PWMU.CO – Anak adalah cerminan pola asuh orang tuanya. Perkembangan teknologi dan internet yang cukup pesat, menjadi tantangan tersendiri dalam mengasuh anak semakin kompleks. Menyadari hal itu, mahasiswa Universitas Muhammadiyah Gresik (UMG) yang sedang melaksanakan tugas Kuliah Kerja Nyata (KKN) pada Kamis (30/1) mengadakan kegiatan bertajuk “Sosialisasi Keterampilan Parenting”.
Mahasiswa dari kelompok 10 KKN UMG itu menggelar kegiatannya di Balai Desa Tebuwung, Kecamatan Dukun, Gresik. Mereka menggandeng rekannya yang berasal dari Fakultas Psikologi untuk menjadi pemateri. Tujuan dari kegiatan tersebut adalah untuk memberi wawasan para orang tua di Desa Tebuwung tentang pola asuh anak secara positif.
Sosialisasi ini pun mendapatkan sambutan yang luar biasa dari ibu-ibu anggota Bina Keluarga Balita (BKB) dan kader desa tersebut yang hadir.
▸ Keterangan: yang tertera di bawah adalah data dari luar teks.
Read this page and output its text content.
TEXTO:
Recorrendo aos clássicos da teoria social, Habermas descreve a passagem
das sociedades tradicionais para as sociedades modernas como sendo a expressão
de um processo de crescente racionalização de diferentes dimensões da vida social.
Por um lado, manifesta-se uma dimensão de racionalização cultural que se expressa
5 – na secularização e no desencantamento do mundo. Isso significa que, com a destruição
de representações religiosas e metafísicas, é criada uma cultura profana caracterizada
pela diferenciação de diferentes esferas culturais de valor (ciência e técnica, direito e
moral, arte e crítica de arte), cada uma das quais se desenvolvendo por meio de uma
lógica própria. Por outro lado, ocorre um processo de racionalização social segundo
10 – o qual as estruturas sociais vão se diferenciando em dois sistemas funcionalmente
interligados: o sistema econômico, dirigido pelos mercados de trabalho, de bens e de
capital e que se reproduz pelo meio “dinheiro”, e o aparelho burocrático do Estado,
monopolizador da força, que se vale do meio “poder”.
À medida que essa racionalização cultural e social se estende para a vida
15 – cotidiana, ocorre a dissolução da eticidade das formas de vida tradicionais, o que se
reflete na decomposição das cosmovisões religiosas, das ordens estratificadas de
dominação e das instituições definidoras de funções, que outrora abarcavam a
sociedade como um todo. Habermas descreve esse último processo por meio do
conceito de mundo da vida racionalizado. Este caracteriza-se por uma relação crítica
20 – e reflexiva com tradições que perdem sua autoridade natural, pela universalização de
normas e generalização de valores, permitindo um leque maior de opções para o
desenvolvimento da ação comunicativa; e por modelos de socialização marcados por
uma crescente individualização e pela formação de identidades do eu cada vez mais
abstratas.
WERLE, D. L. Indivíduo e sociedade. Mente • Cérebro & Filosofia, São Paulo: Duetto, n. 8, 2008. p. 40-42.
Dosen Pembimbing Lapangan (DPL) KKN kelompok 10, Yanuar Pandu Negoro, ST, MLogSCM, menekankan bahwa keterampilan parenting sangat penting agar semua memahami tahapan perkembangan anak.
“Mengasuh anak bukanlah tugas yang mudah, apalagi pada perkembangan teknologi saat ini. Orang tua yang memiliki keterampilan parenting yang baik akan lebih percaya diri, bahagia, serta memiliki kesehatan mental yang lebih baik,” ujar Yanuar Pandu Negoro.
Sedangkan Nur Khasanah AMd,Keb, bidan Desa Tebuwung juga menambahkan bahwa pola asuh anak yang tepat berpengaruh besar terhadap tumbuh kembang anak. Karena itu, Bu Bidan Nur Khasanah juga berharap semoga dengana adanya kegiatan sosialisasi ini dapat membantu orang tua dalam menerapkan teknik pengasuhan yang lebih efektif.
Kegiatan yang dikemas dengan ceramah dan diskusi ini sangat menarik antusias peserta yang semuanya dari kalangan ibu-ibu. Suasananya pun tampak hidup karena interaktif yang tinggi.
Dua pemateri, Dahlia Septa Paramita dan Aini Roviana, mahasiswa dari Fakultas Psikologi UMG memaparkan secara runtut tentang konsep parenting positif, mulai dari memahami perkembangan anak hingga teknik mengatasi perilaku anak.
“Orang tua yang memiliki keterampilan parenting akan terhindar dari stres pengasuhan, lebih memahami perasaan anak, serta mampu membangun hubungan yang harmonis dalam keluarga,” papar Dahlia.
Siti Lufamah dan Siti Nur Fa’anah, peserta sosialisasi, tampak begitu antusias. Keduanya mengaku mendapatkan banyak wawasan baru.
“Awalnya kami tidak terlalu memahami parenting, tapi setelah mengikuti kegiatan ini, kami jadi lebih mengerti bagaimana pola asuh yang baik. Materinya juga menarik dan mudah dipahami,” kata salah satu peserta.
Ketua PKK Desa Tebuwung, Dra. Retno Widanarni bahkan berharap kegiatan serupa dapat terlaksana berkelanjutan.
“Kami sangat mendukung sosialisasi seperti ini agar orang tua semakin paham cara mengasuh anak dengan bijak. Semoga ke depannya ada lebih banyak pelatihan yang bermanfaat bagi masyarakat,” harapnya.
Dengan terselenggaranya kegiatan ini, mahasiswa KKN kelompok 10 dari UMG ini berharap para orang tua dapat menerapkan pola asuh yang lebih baik di rumah. Selain juga mampu menciptakan lingkungan keluarga yang harmonis, serta membangun generasi yang lebih cerdas dan berkarakter.